Yiyeceklerin bozulmadan saklanabilmesi nice ve nice yüzyıllar boyu insanların en önemli problemlerinden biriydi. Bu yolda sonu gelmeyen bir araştırma ve deneme devresinden sonra ortaya çıkardığı ilk sistem, ocağın içine asılan et veya balığın dumanda kurutulması olmuştu. Bugün ”Füme” adını verdiğimiz ve bazı balıklar ile başta dil olmak üzere bir takım etlerde el’an kullanmakta olduğumuz bu usul, yüzyıllar boyu insanoğluna yiyecek maddelerini saklamak konusunda en büyük yardımcı olacaktı. Daha sonra tuzun da bozulmayı geciktirici bir özelliğe sahip bulunduğunu fark etmişti insanoğlu ve bunun sonucunda da gıda maddelerinin tuzlanması sisteminin tatbikatına geçildi. Ancak bu tuzlama genellikle balıklarda olumlu sonuç veriyordu. 1400 yılında Hollandalı balıkçı Wilhelm Beukelz, bu tuzlama sistemini daha geliştirerek bugün ”salamura” adını verdiğimiz usulü ortaya çıkardı. Bu salamura sistemi ile yalnız balıklar değil, sebze de muhafaza edilebiliyordu. Türk’ün bugün dünyada ün yapan pastırması da, yiyecek maddelerinin bozulmasını önleyecek çarelerin araştırılması sonucu ortaya çıkmıştı. İyice tuzlanmış olan et, üzerini saran acı biber, sarımsak ve maydanozgiller familyasından çemen tohumu ile karıştırılan bir bulamaç içinde uzun süre saklanabiliyordu. Acı biber, sarımsak, çemen karışığı madde, eti iyice pişirip daha fazla kurutmakla kalmıyor, aynı zamanda hava ile temasını da önlüyordu. Bu acısı bol maddenin bakterileri barındırmaması da bozulmayı önleyen bir diğer noktaydı pastırmada.

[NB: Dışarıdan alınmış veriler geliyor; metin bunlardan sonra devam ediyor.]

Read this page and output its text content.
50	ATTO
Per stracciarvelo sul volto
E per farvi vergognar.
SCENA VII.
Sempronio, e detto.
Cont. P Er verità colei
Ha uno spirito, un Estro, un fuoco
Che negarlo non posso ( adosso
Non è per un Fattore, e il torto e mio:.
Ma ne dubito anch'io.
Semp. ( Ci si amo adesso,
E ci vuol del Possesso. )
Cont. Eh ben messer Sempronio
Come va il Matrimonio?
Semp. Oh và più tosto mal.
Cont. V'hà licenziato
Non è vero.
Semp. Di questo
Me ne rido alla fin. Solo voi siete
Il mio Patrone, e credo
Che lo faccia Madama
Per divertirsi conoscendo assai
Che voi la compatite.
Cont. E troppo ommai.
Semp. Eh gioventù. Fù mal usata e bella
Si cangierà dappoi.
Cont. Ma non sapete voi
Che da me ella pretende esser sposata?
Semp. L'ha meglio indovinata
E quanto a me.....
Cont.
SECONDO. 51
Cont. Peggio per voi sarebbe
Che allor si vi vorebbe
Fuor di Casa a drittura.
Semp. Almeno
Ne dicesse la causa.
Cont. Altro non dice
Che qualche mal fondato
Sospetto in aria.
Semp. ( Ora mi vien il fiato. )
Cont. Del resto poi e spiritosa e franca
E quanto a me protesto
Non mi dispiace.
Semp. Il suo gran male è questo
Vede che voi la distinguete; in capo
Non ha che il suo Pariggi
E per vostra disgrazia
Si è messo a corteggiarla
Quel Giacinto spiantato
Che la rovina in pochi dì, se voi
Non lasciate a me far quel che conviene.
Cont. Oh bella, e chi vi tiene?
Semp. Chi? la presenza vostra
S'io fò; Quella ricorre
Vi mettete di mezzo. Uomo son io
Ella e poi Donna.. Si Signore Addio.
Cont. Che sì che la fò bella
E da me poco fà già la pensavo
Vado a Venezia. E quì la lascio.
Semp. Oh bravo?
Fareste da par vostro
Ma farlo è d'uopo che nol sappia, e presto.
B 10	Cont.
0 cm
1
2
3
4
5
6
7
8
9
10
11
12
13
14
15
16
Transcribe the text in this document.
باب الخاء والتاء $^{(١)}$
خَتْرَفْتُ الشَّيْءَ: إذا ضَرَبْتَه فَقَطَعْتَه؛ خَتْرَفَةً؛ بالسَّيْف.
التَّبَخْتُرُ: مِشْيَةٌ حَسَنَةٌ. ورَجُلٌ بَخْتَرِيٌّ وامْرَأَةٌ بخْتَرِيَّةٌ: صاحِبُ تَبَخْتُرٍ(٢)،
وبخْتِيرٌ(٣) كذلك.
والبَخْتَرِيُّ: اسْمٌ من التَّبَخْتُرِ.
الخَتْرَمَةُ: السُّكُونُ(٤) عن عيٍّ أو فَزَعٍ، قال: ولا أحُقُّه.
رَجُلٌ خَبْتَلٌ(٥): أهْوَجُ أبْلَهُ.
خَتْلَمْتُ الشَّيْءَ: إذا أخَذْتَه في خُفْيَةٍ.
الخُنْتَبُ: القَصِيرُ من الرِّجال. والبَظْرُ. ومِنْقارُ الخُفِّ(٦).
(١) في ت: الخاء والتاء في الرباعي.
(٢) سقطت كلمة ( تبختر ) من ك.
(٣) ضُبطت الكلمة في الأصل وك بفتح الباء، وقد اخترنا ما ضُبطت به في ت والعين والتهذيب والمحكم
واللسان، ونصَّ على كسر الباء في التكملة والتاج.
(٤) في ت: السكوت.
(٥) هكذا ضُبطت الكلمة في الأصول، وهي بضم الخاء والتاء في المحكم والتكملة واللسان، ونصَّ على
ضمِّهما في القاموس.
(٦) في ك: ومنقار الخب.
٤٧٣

Pastırmanın tarihi Orta Asya’ya, Hun ve Oğuz Türkleri’ne uzanmaktadır. Savaşçı ve cihangir Hun ve Oğuz Türkleri, savaşmaya giderken bu tuzlanmış-biberlenmiş etleri yanlarında taşırlar ve uzun yollarla savaşlar boyunca kesip kesip yemek suretiyle açlıklarını giderirlerdi. Selçuk Türkleri tarafından Anadolu’ya getirilen pastırma, burada yerleşmiş ve Türkler’in en belli başlı bir gıdası olmuştu. Ancak dumanda, kurutmada, tuzlamada, salamurada ihtiyaca tam olarak cevap vermekten uzak kalıyordu. İnsanlar daha çeşitli yiyecekleri daha uzun süreler muhafaza etmenin çabası içinde ardı arkası kesilmez bir düşünme ve çalışmanın içinde yüzyıllar geçirdi. Nihayet 19. yüzyılın başlarında Nicolas Appert adında bir Fransız bu problemi çözmeyi başardı. Louis Pasteur’ün buluşu olan pastörize sistemden faydalanan Appert, pastörizasyon sonucu bakterilerden arındırılmış gıda maddelerini temiz teneke kutulara koyduktan sonra içinin havasını da alıp sıkı sıkıya kapatmak suretiyle ortaya bir Konserve sistemi çıkardı. Bu sistemin ortaya çıkışından sonra gıdaların muhafazası bakımından büyük bir rahatlığa kavuşuldu ve bugün kolaylığı sağlayan bir endüstri olarak günden güne yayılıp gelişmektedir.